Die auf halber Strecke zwischen der mexikanische Hauptstadt und den USA gelegene Viermillionenstadt Guadalajara ist das Zentrum des Drogenkartells, wo blutige interne Auseinandersetzungen zwischen Mitgliedern von La Familia, aber auch Kämpfe zwischen Drogenbossen auf der einen und -fahndern auf der anderen Seite stattfinden. Am bislang spektakulärsten war der Fall des amerikanischen Fahnders Enrique S. Camarena im Jahr 1985, der zu schweren diplomatischen Verstimmungen zwischen Mexiko und den USA führte. Camarena, der der mexikanischen Polizei im Auftrag der „Drug Enforcement Administration“ (DEA) bei der Bekämpfung der Rauschgiftkriminalität helfen sollte, wurde vor den Toren des US-Konsulats in Guadalajara entführt und vor seiner Ermordung gefoltert. Bei der Fahndung nach dem Vermißten wartete die amerikanische Seite vergeblich auf mexikanische Unterstützung. Einer der Hauptverdächtigen, der inzwischen verhaftete Caro Quintero, konnte sich zwei Tage nach der Entführung unter den Augen der mexikanischen Polizei mit einem Privatjet ins Ausland absetzen.

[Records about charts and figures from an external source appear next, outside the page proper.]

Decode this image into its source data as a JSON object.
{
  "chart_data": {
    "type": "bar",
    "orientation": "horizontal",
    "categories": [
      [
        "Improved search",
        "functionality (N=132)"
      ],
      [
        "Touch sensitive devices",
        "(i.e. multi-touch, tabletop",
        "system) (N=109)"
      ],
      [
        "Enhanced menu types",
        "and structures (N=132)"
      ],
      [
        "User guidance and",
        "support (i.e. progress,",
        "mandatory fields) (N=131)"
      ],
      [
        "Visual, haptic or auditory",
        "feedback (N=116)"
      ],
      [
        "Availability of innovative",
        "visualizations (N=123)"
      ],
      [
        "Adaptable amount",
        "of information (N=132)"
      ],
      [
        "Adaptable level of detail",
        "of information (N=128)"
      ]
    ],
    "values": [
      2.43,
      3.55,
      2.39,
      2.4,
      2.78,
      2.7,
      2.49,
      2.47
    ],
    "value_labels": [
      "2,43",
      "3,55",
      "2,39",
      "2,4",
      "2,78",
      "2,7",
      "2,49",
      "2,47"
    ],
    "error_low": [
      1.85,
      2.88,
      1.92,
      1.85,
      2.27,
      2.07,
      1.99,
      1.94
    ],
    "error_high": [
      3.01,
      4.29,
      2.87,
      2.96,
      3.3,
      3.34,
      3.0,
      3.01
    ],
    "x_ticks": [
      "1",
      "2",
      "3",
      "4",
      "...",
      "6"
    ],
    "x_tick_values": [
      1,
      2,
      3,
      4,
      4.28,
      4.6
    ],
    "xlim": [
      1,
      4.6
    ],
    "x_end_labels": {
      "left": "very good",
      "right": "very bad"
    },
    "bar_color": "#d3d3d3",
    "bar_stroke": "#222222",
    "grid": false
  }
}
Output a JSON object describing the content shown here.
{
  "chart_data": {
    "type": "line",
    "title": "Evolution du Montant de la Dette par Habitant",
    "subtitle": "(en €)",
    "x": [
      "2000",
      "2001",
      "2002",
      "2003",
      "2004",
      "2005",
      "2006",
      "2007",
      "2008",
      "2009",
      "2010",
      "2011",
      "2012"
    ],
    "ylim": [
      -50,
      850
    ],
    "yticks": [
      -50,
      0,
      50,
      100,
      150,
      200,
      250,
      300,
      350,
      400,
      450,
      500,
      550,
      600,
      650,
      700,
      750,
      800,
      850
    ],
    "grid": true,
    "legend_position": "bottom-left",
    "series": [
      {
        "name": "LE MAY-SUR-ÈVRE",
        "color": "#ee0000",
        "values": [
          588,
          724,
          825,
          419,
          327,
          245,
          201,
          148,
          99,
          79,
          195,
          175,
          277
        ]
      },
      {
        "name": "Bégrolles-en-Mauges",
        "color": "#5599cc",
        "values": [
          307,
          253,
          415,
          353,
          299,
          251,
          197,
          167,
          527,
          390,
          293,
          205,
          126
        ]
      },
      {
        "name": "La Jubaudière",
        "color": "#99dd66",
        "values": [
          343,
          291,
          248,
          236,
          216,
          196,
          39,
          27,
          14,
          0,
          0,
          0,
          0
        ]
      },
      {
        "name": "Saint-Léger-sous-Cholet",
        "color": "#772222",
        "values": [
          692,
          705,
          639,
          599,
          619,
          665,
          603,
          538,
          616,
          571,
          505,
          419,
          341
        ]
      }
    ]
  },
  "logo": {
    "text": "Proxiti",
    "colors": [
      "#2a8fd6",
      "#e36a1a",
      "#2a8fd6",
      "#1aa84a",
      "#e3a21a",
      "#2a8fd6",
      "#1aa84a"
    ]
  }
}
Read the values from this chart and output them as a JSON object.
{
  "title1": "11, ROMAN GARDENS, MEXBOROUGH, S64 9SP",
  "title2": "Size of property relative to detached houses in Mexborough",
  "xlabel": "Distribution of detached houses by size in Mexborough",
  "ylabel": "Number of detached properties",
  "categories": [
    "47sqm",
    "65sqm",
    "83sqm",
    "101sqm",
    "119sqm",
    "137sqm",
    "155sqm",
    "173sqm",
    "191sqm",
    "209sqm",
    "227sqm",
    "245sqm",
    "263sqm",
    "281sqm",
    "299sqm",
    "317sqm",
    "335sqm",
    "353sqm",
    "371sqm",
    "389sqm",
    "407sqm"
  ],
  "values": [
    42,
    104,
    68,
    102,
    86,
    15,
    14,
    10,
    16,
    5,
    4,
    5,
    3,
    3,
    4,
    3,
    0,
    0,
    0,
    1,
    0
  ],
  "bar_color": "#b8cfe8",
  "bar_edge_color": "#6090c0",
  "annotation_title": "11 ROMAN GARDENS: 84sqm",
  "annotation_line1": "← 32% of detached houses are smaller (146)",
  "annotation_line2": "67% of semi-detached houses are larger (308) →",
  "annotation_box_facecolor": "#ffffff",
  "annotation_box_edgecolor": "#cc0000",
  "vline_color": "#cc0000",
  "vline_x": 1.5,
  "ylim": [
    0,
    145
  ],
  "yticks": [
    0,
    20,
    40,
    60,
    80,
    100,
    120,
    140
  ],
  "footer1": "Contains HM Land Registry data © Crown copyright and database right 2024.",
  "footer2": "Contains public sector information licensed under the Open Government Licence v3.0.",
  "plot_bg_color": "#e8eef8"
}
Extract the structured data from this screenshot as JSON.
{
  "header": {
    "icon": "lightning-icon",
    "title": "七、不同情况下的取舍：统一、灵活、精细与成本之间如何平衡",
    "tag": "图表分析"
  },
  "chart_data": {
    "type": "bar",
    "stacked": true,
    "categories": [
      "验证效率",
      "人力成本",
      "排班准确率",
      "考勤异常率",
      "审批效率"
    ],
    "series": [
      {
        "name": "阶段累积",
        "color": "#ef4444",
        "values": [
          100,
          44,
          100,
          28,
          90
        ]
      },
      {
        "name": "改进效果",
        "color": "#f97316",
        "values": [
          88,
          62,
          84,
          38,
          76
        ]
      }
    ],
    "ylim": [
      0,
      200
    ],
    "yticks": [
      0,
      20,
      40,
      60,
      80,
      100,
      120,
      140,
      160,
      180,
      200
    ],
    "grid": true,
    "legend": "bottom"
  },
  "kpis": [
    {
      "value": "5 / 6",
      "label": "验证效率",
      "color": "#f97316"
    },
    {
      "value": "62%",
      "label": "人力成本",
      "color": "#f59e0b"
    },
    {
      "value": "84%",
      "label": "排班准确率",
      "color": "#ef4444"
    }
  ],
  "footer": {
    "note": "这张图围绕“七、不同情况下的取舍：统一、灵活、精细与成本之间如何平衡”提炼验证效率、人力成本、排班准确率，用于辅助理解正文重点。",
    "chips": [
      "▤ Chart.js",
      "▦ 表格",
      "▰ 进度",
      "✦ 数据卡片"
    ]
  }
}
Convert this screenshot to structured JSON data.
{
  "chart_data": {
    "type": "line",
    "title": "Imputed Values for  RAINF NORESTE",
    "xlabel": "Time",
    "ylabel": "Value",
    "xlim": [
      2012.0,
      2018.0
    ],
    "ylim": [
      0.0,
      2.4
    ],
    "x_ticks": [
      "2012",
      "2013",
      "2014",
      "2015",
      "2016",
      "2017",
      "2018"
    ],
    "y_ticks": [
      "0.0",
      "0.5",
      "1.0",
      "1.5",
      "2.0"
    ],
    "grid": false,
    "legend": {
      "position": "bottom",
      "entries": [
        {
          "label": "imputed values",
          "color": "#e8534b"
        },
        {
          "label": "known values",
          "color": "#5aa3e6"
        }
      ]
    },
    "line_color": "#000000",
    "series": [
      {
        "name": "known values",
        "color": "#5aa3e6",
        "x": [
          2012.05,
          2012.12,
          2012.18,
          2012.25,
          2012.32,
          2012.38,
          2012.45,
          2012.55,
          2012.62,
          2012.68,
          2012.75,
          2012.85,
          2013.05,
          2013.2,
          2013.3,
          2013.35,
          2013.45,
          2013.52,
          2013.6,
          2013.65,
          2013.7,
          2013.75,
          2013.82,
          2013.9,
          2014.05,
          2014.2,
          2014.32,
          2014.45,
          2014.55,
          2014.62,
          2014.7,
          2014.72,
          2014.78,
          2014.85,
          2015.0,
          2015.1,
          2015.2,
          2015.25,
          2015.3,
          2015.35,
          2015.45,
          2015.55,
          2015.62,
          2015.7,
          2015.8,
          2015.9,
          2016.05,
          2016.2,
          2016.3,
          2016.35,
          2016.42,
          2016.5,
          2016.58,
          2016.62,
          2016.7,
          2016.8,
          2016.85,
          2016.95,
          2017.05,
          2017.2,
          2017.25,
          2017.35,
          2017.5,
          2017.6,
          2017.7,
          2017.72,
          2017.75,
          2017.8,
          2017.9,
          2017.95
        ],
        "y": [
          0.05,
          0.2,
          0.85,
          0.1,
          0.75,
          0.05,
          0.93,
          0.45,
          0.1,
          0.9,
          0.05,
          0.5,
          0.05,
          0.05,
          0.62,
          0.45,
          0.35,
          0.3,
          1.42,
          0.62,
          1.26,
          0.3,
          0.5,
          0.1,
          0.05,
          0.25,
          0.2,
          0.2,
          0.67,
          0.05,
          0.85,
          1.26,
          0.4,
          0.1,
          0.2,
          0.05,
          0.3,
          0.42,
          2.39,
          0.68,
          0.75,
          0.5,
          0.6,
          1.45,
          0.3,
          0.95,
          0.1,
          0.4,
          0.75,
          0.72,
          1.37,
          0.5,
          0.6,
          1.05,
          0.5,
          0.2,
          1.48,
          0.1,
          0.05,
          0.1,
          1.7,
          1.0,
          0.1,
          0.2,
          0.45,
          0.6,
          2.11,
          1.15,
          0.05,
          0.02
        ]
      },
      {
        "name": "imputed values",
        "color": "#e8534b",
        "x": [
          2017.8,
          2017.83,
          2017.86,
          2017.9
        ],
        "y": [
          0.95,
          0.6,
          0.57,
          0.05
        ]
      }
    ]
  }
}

Mexiko gilt als erster Heroin- und drittgrößter Mariahuanalieferant der USA. Nach Informationen von Fahndern gehen jährlich rund 25 Tonnen Heroin aus Mexiko in die USA. Ein Teil der Drogen wird im Land angebaut und verarbeitet, ein anderer Teil wird aus dem Rest Lateinamerikas geliefert. Fahnder berichten von einer engen Zusammenarbeit internationaler Drogenbosse auf mexikanischem Boden.

Der jetzige mexikanische Präsident Carlos Salinas de Gortari ist vor viereinhalb Jahren mit einem Kampfprogramm gegen das Drogenkartell angetreten und hat ihm mehrere schwere Schläge versetzt. Der empfindlichste war 1989 die Verhaftung des damals größten mexikanischen Dealers und Hauptversorgers der amerikanischen Westküste mit kolumbianischem Kokain, Miguel Angel Felix Gallardo – seine Häscher fanden ihn in Guadalajara.

Parallel zu Salinas Kampagne nahm die Gewalt im Drogenkrieg zu. Die Opfer waren sowohl Männer aus dem Kartell als auch Fahnder. 1992 wurde der Capo Manuel Cochi Loco Salcido in Guadalajara auf offener Straße mit einem Kopfschuß ermordet. In diesem Jahr sprang die Gewalt auf die knapp 600 Kilometer entfernte Hauptstadt und die Karibikhalbinsel Yucatán über. Ostern wurde der Drogenboß Rafael Aguilar Guajardo in Cancun ermordet. Zwei Wochen später erschossen Polizisten den Großdealer Emilio Quintero Payan in einem Vorort von Mexiko-Stadt. Die beiden vorletzten Opfer des Drogenkriegs gehörten zur Spitze der mexikanischen Justiz: Der im April beim Spaziergang in einem Park im Mexiko- Stadt erschossene Francisco Rodolfo Alvarez Farber war Generalstaatsanwalt im Bundesstaat Sinaloa. Der letzte Woche ermordete Humberto Enrique Tirado war Mitglied des Obersten mexikanischen Gerichtes. Beide hatten sich vor dem Ende ihres Lebens beruflich mit der Eskalation des Drogenkriegs in Mexiko befaßt.